Letícia Dorini Correia Amendola Speridião
A reforma trabalhista é um tema complexo e que gera debates acalorados, especialmente quando se discute a relação com a insegurança jurídica trazida pelas alterações legislativas abarcadas pela reforma. A insegurança jurídica pode surgir da ambiguidade na redação dos novos dispositivos ou na divergência na interpretação pelos tribunais e órgãos responsáveis pela aplicação da legislação trabalhista.
Nesse sentido, o presente artigo busca esclarecer e pontuar a insegurança jurídica trazida pela reforma trabalhista em face do direito intertemporal aplicado. O direito intertemporal se refere ao princípio jurídico que determina qual legislação deve ser aplicada a situações que ocorrem em momentos diferentes, especialmente, quando há mudanças na legislação ao longo do tempo.
O artigo 6º da LINDB dispõe que a lei em vigor terá efeito imediato e geral, respeitado o ato jurídico perfeito, o direito adquirido e a coisa julgada. Esse artigo, a princípio, garante a aplicação imediata de novas leis, mas também preserva o direito adquirido, o ato jurídico perfeito e decisão judicial transitada em julgado com o escopo de asseverar a segurança jurídica a estabilidade das relações jurídicas ao longo do tempo.
Em outras palavras, o referido artigo traduz a “teoria mista” em que, para os atos jurídicos perfeitos; direitos adquiridos e decisões judiciais transitadas em julgado, deve ser aplicada a lei vigente à época em que esses fatos ocorreram. Isso garante a segurança jurídica e a estabilidade das relações jurídicas, protegendo as expectativas legítimas das partes envolvidas. Para as situações novas ou em curso, a nova lei se aplica imediatamente, refletindo as mudanças legislativas e buscando adaptar o ordenamento jurídico às novas realidades sociais, econômicas e políticas.
No entanto, na esfera trabalhista a segurança jurídica que se buscava com a Reforma Trabalhista, em verdade, trouxe insegurança jurídica diante da controvérsia de entendimento quanto a aplicação das alterações legislativas em face dos contratos empregatícios que tiveram seu início antes de novembro de 2017.
Essa controvérsia de entendimento nos tribunais quanto a aplicação da Reforma Trabalhista surgiu em razão do conflito entre a aplicação imediata das alterações legislativas e os princípios da irredutibilidade salarial; da irretroatividade; da norma mais benéfica e da segurança jurídica.
Por um lado, há tribunais que não aplicam as normas de direito material trazidas pela lei nº 13.467/17 aos contratos encerrados, ou firmados antes de sua vigência, ainda que estejam em curso; de outra banda, há tribunais que aplicam as alterações legislativas, limitando a aplicação após o início da vigência da Reforma. Ambas as vertentes se fundamentam justamente no artigo 6º, da LINDB.

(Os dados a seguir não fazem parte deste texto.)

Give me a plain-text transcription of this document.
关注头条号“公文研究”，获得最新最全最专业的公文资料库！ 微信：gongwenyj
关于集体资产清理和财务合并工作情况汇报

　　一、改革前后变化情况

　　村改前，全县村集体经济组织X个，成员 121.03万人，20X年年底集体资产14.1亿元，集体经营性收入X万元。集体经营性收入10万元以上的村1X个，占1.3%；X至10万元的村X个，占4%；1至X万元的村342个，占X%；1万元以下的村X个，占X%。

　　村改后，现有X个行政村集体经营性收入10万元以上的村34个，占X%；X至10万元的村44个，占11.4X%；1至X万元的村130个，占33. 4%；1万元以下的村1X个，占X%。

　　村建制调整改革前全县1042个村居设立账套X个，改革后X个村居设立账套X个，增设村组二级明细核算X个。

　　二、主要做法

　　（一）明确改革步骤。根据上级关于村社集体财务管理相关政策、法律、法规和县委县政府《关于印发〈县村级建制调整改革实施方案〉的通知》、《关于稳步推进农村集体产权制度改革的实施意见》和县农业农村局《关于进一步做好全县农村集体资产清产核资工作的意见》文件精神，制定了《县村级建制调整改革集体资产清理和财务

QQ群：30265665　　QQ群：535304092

Um exemplo prático em relação a essa controvérsia, que persiste no ordenamento jurídico até os dias atuais, se trata do direito às horas in itinere. As horas in itinere se traduzem pelo direito do empregado ao pagamento de horas extras pelo tempo despendido desde sua residência até a efetiva ocupação do posto de trabalho e para o seu retorno.
Esse direito era assegurado aos empregados que laboravam em local de difícil acesso, ou seja, que era necessário o fornecimento do transporte pelo empregador, uma vez que não havia transporte público regular naquele local; contudo, com o advento da Reforma Trabalhista, esse direito “deixou de existir”.
Diante disso, há tribunais que, quando constatado que o contrato foi firmado antes do início da vigência da Reforma condenam os empregadores a pagar o empregado até a data da publicação das alterações da lei celetistas, de sorte a excluir esse direito em período posterior. Em contrapartida, há tribunais condenando empregadores mesmo após a Reforma Trabalhista sob o fundamento de que se trata de direito adquirido.
Ante o exposto, a controvérsia deverá ser dirimida pela Subseção Especializada de Dissídios Individuais 01, do Tribunal Superior do Trabalho; e, eventualmente, pelo Supremo Tribunal Federal, com o escopo de uniformizar o entendimento para promover a segurança jurídica quanto ao tema.